I sound like part of a broken-record chorus, but I think this thing is a question in search of an answer. It's a sort-of-interesting anomaly, but it doesn't make for a very useful car for road or circuit. It's almost as though it's in the wrong arena: like they should have built a deltawing land speed car, or hypermiler, if low drag and weight were the extent of their assertions.

Or maybe it's just still misunderstood. Honestly, I wasn't under the impression that their efficiency was all about drag reduction; I thought it was supposed to be a more balanced circuit racer package, but I also haven't paid as much attention to it as you have.

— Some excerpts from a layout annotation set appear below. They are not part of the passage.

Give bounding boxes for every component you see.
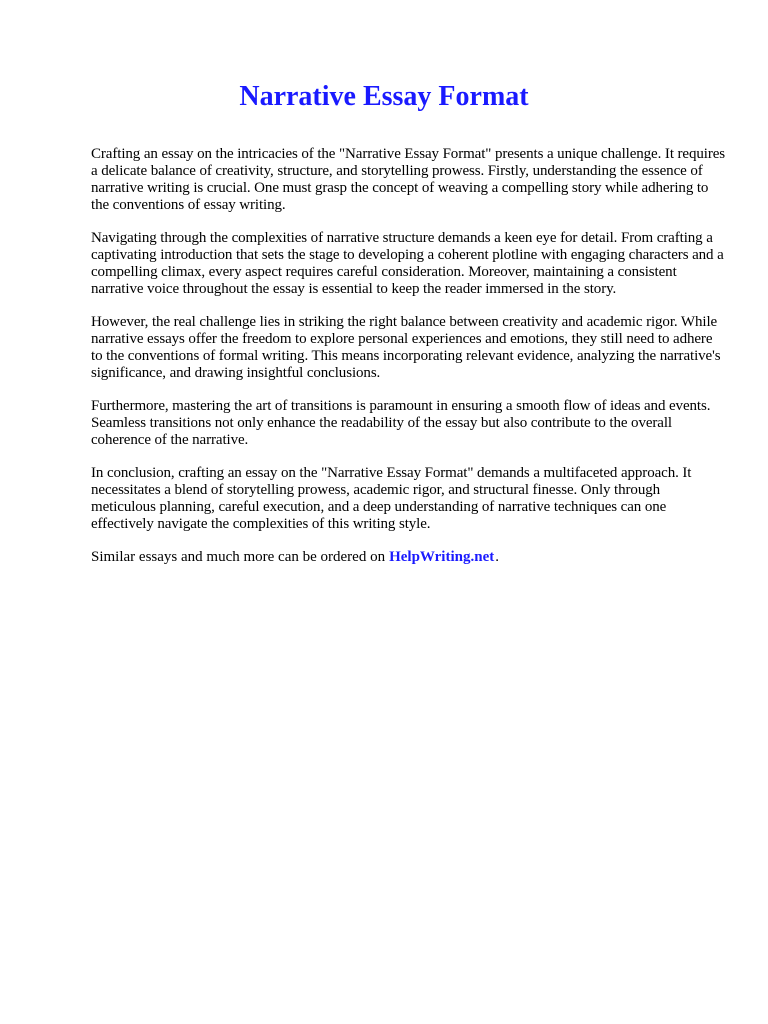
paragraph-3: However, the real challenge lies in striking the right balance between creativity and academic rigor. While narrative essays offer the freedom to explore personal experiences and emotions, they still need to adhere to the conventions of formal writing. This means incorporating relevant evidence, analyzing the narrative's significance, and drawing insightful conclusions. <box>91 314 721 381</box>
helpwriting-link[interactable]: HelpWriting.net <box>389 549 495 565</box>
order-promo-line <box>91 549 727 566</box>
document-title: Narrative Essay Format <box>239 81 529 112</box>
paragraph-5: In conclusion, crafting an essay on the "Narrative Essay Format" demands a multifaceted approach. It necessitates a blend of storytelling prowess, academic rigor, and structural finesse. Only through meticulous planning, careful execution, and a deep understanding of narrative techniques can one effectively navigate the complexities of this writing style. <box>91 465 692 532</box>
document-body <box>91 146 727 566</box>
promo-text: Similar essays and much more can be ordered on <box>91 549 386 565</box>
promo-period: . <box>495 549 499 565</box>
paragraph-4: Furthermore, mastering the art of transitions is paramount in ensuring a smooth flow of ideas and events. Seamless transitions not only enhance the readability of the essay but also contribute to the overall coherence of the narrative. <box>91 398 711 448</box>
paragraph-2: Navigating through the complexities of narrative structure demands a keen eye for detail. From crafting a captivating introduction that sets the stage to developing a coherent plotline with engaging characters and a compelling climax, every aspect requires careful consideration. Moreover, maintaining a consistent narrative voice throughout the essay is essential to keep the reader immersed in the story. <box>91 230 724 297</box>
paragraph-1: Crafting an essay on the intricacies of the "Narrative Essay Format" presents a unique challenge. It requires a delicate balance of creativity, structure, and storytelling prowess. Firstly, understanding the essence of narrative writing is crucial. One must grasp the concept of weaving a compelling story while adhering to the conventions of essay writing. <box>91 146 726 213</box>
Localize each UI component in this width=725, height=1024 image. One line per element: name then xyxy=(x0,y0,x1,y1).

If it was never meant to be compared apples to apples with a conventional racecar, they've fallen short if nowhere else in failing to talk about what frame of reference it should be viewed in. But to come full circle, if it is supposed to have some advantage over a standard car, there has to be some opportunity for direct comparison.

In reply to fanfoy:

I think it hasn't been embraced because it is dangerous to be around on the race track.....Nissan definitely didn't help that by painting it flat black followed by chrome.

racerfink wrote: It's barely been faster than the P2 cars at tracks with long straights. On handling tracks, it's barely faster than the fastest LMPC car. And it's running in P1.

it was placed in P1 … does that mean that it should be there ?

the fact that it runs times comparable to P2/LMPC says to me that that is where it should be … then the efficiency part would really come into play …

a few yrs ago a Civic(or maybe a Fit) won the 13hr at VIR even though it was running much slower lap times than the runner up(s) …. it made many fewer pit stops

fanfoy wrote: The problem, aerodynamically, of current cars is the front wheels.

Which method typically produces a lower drag coefficient: An object that is blunt at the front and tapers inward towards the rear, or an object that it pointed at the front and tapers outward towards the rear?

To me this indicates that, given an clean-sheet design with an open/unwritten rule set, the front wheels are not necessarily 'the problem' for creating an aerodynamically efficient car.

Just wait until they win a race. then all cars will be delta wings. this is the norm for auto racing.

iceracer wrote: Just wait until they win a race. then all cars will be delta wings. this is the norm for auto racing.

As soon as Connie Swingle and Don Garlits figured out the formula for rear engine Top Fuel dragsters and won with it, the front-engined cars were doomed. One year later, there were no major front-engined cars left.

Lotus brings an underpowered rear-engined car (plus Jim Clark) to Indy and changes Indy when the combination wins.

NASA has experimented with "lifting bodies" for years. I'm surprised it took this long for someone to take the same idea and turn it upside down.